Here we are looking at an almost empty plate of the was once piled with mortadella, a very mild, emulsified sausage made out of last week's pig. This is a way to use up some of the excess fat we cut away, or watched being cut away and the scrap/offcut bucket we filled up in the previous session.
This week's hog was not quite as cleanly cut, headwise.
The Saints had just beat the Vikings and were on their way to the Super Bowl. My admiration for Morgan the butcher was only increased as he talked about the crab boil he had had the previous weekend at his grandmother's house in New Orleans. Perhaps my favorite non-eating second of this whole seminar-thingy came when someone asked him about what he boiled his crabs in, and for a second he seemed confused and then a little apologetic almost when he said sort of sheepishly "We just use Zatarain's. Everybody just uses Zatarain's. Or Old Bay, maybe." For the record, I find old bay
cloying and nearly inedible, but I think it is just because I expect boiled seafood to taste like Zatarains and that clovey thing Old Bay has hit's me dead wrong.

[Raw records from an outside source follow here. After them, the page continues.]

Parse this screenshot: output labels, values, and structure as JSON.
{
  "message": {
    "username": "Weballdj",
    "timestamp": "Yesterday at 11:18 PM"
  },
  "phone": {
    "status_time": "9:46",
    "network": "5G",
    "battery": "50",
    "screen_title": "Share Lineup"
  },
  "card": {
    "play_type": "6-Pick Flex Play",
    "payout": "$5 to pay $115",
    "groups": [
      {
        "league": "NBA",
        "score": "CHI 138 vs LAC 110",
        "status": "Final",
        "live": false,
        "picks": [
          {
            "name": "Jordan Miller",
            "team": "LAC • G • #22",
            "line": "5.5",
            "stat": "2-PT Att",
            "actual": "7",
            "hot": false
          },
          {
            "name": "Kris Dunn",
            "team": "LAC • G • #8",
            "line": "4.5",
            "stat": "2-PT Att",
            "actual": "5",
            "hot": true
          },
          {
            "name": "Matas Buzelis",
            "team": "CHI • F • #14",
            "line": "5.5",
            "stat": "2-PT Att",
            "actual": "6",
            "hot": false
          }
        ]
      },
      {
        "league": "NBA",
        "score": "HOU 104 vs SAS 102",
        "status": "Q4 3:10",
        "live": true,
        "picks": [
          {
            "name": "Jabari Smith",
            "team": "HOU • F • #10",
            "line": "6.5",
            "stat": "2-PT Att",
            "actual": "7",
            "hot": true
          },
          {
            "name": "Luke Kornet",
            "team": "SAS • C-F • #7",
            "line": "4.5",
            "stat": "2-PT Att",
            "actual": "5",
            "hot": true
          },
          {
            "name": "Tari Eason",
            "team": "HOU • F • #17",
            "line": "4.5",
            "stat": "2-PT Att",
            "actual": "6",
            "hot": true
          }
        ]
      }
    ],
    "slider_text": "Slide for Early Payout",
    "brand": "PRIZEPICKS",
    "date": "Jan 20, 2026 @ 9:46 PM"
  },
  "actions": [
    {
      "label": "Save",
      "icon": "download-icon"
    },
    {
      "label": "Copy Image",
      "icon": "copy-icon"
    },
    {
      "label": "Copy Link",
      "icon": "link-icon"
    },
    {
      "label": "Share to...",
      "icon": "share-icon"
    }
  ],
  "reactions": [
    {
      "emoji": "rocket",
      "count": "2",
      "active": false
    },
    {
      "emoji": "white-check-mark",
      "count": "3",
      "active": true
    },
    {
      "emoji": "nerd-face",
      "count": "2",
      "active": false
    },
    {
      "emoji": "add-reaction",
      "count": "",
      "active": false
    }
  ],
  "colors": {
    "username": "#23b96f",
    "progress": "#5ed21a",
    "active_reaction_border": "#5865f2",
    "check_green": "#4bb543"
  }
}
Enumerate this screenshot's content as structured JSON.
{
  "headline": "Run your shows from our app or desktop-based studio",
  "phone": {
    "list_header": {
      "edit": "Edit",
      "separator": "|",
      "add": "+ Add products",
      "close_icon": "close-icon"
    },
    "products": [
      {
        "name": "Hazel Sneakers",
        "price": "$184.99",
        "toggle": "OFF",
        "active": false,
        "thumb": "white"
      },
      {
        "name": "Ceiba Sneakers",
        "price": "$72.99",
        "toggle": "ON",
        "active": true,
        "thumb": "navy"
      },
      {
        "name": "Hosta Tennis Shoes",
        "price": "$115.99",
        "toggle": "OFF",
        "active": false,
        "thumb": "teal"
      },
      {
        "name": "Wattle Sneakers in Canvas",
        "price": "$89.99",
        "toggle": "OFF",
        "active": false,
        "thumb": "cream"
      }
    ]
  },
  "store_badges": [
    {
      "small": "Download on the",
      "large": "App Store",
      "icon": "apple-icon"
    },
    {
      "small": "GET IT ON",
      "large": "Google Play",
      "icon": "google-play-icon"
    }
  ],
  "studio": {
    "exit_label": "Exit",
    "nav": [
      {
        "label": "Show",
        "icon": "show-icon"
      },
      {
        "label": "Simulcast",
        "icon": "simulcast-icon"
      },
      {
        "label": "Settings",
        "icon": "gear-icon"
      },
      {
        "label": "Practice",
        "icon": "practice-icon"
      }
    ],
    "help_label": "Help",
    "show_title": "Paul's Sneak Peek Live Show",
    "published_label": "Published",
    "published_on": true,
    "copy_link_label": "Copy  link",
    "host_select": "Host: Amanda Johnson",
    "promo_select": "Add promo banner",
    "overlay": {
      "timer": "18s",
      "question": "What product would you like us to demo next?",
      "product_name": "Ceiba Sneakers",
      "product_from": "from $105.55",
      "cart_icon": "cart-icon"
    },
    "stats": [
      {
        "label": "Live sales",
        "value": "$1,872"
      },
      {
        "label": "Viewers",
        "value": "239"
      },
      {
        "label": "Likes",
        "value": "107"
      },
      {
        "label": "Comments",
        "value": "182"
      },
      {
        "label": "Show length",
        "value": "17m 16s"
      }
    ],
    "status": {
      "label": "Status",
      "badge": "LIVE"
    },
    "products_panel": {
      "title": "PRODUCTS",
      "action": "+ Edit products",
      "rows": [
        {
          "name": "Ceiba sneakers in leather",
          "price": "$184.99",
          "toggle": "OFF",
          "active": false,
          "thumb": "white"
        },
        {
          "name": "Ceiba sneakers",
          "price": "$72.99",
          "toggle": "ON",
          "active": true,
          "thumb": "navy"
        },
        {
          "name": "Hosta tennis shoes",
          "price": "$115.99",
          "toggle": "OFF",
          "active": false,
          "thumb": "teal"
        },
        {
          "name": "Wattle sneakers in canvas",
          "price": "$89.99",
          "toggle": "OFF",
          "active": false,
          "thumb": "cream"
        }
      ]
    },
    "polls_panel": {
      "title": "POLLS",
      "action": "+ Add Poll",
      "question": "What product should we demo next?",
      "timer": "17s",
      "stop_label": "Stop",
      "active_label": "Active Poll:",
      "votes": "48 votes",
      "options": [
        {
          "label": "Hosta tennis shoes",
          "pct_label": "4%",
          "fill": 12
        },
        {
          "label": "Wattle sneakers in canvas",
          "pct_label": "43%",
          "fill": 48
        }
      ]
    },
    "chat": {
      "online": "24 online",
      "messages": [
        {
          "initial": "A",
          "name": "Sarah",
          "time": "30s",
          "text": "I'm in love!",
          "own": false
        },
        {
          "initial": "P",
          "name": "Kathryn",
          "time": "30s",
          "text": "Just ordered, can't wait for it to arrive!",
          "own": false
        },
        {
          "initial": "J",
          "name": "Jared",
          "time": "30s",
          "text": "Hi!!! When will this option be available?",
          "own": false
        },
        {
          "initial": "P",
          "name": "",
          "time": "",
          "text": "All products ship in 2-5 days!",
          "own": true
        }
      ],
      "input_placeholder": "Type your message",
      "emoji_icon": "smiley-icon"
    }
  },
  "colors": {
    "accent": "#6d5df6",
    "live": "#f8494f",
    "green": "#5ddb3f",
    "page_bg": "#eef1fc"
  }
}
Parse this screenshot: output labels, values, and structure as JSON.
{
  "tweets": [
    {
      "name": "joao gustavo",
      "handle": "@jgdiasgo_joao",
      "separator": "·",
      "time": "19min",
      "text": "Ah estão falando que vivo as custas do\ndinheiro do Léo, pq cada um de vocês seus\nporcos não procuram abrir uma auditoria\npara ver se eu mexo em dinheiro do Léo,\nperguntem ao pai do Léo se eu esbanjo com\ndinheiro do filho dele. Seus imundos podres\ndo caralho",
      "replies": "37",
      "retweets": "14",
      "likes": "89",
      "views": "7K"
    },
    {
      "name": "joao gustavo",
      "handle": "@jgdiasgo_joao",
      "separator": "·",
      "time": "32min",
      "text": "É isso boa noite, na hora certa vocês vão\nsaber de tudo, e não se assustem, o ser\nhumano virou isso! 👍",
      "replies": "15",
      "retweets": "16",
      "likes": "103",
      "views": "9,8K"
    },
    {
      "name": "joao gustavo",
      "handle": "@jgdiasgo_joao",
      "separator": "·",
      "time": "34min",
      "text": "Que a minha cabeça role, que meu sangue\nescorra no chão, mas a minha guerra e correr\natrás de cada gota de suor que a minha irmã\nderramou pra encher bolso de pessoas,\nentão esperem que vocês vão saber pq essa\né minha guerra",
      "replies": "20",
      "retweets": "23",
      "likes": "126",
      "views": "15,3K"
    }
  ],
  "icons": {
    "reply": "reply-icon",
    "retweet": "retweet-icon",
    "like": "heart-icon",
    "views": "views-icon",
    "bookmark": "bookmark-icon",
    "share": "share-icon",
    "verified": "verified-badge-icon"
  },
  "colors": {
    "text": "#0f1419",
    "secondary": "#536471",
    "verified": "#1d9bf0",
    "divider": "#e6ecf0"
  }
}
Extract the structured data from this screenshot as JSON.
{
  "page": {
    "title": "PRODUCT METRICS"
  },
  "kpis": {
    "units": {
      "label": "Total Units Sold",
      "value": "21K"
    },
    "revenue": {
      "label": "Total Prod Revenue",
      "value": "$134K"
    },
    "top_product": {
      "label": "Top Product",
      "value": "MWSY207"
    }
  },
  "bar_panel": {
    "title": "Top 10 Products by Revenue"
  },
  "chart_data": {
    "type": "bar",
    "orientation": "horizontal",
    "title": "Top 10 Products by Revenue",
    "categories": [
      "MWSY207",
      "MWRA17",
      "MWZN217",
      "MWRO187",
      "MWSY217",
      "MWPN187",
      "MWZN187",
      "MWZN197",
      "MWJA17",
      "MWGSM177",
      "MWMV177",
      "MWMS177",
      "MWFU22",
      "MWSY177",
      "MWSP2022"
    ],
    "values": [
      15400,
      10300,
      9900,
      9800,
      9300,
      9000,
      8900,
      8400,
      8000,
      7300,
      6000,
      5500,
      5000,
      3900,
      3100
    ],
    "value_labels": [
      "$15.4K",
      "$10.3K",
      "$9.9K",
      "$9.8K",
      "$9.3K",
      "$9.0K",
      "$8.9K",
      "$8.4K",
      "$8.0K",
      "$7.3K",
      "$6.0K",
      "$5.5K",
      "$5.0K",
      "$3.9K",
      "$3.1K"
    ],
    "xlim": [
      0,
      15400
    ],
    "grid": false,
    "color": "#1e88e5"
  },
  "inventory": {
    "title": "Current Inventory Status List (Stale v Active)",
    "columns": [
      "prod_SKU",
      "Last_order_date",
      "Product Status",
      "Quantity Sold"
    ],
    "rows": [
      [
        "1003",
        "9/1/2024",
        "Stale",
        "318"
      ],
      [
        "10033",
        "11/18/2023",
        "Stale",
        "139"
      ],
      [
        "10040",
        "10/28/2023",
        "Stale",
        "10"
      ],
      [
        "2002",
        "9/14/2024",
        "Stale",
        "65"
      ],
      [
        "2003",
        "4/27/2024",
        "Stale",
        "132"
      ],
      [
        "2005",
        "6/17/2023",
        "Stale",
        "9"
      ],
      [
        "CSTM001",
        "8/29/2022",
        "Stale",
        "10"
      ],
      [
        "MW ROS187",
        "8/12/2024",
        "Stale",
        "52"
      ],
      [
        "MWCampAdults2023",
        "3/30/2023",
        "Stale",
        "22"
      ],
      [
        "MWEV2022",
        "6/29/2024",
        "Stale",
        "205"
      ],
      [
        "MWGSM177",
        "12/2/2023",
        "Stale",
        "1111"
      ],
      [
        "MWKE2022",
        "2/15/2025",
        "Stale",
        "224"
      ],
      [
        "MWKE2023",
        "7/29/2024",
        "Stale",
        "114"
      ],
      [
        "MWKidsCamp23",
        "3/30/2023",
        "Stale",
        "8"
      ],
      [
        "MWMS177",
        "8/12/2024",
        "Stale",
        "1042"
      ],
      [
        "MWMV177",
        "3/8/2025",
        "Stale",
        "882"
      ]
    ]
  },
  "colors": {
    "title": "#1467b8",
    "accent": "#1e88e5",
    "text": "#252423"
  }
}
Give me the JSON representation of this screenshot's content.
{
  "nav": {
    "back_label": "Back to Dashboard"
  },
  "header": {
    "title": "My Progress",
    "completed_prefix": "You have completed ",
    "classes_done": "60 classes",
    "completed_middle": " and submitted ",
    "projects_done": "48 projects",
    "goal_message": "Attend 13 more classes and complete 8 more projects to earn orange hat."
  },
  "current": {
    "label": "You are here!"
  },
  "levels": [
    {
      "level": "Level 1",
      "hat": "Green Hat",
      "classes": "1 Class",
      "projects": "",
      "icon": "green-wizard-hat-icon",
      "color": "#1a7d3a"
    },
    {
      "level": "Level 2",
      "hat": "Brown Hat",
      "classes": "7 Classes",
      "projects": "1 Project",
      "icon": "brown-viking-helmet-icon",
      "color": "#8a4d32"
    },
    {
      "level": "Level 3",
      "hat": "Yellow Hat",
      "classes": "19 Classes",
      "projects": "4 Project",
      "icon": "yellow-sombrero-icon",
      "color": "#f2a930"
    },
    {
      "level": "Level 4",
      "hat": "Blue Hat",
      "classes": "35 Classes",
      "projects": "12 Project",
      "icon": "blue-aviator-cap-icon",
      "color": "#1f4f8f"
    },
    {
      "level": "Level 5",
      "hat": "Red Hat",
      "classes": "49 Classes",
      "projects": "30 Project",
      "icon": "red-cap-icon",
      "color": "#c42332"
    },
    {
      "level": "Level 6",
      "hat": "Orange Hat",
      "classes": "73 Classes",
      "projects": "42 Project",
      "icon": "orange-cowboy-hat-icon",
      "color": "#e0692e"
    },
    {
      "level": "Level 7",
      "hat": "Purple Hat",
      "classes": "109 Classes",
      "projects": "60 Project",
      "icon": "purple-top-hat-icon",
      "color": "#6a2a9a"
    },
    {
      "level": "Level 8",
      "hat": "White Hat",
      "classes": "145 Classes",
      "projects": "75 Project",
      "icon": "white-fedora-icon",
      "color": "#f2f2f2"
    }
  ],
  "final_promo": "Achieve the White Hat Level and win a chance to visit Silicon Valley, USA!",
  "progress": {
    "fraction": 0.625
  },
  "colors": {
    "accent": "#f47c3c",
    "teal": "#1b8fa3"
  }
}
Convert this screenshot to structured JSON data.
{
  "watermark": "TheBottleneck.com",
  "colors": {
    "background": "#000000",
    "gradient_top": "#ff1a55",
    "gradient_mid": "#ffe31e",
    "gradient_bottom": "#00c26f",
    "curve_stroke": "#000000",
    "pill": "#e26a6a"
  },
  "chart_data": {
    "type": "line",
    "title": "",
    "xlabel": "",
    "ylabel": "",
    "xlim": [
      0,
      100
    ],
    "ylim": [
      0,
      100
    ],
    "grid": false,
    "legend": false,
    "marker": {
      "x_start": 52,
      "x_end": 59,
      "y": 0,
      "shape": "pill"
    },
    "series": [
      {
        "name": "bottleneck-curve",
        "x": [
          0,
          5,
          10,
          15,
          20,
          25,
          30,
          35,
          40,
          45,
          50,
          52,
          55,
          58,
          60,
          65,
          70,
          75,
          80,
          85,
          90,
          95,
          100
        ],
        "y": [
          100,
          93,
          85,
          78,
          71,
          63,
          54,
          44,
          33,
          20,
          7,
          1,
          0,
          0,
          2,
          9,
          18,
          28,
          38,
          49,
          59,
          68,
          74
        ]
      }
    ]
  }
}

Dude made pretty short work of breaking down the carcass, retrieving the tenderloin and the chops and whatnot, and kinda putting them away because they are/were not really the focus of the class. The back leg was buried in salt, where it will be rest for a number of day/weeks determined by its weight, a formula I don't really remember, I figure I can look it up if I need it, and then be hung and aged for a matter of months until it is a prosciutto.
One of the guys in the group had asked specially about porchetta, so we watched as Morgan herbed and spiced and rolled up a handsome hunk of hog belly, which he then tied so it was all skin on the outside which was going to get all crispy and golden brown and keep all the delicious juices sealed inside.
The the customer who wanted the trotters from the previous hog had flaked, but then called and asked that the trotters from this hog be saved. I have only ever attempted trotters pickled, out of a jar from behind the bar at the Saturn in New Orleans, and this attempt did not last long. You can get a lot of pickled hog parts from out of jars behind bars in New Orleans, whole maws being the most arresting from where I sit. But anyway, back to the hog at hand, Morgan boned out the shoulder and prepared it to be made into tasso ham, which is not really ham at all, because it's made out of the shoulder. The meat is packed in salt, a little sugar, and some nitrates. It cures in the this salt mixture for a few hours, maybe a day, and then it get rinsed and herbed & spiced & garlicked up and hot smoked. Tasso is rarely served by itself, it mostly goes in beans or gumbo or jambalaya. They don't display it in the case at Bi-Rite, but Mr Butcher says he usually has some there, so if you are making something that needs it, Bi-Rite is a source, and I can't think of anybody else offhand who would have it.
The session sort of broke up early, with discussions of delicious charcuterie, including a pancetta Maki had made or acquired recently from an acorn fed Iberico hog. It was only so long before the talk had to stop and Maki retired to the market to slice us some of the meats of which he spoke. The pancetta was indescribably sublime. The tasso, which Maki warned was overly salty, was way past edible and would have been fantastic on pizza. All of it was gone before I could get pictures.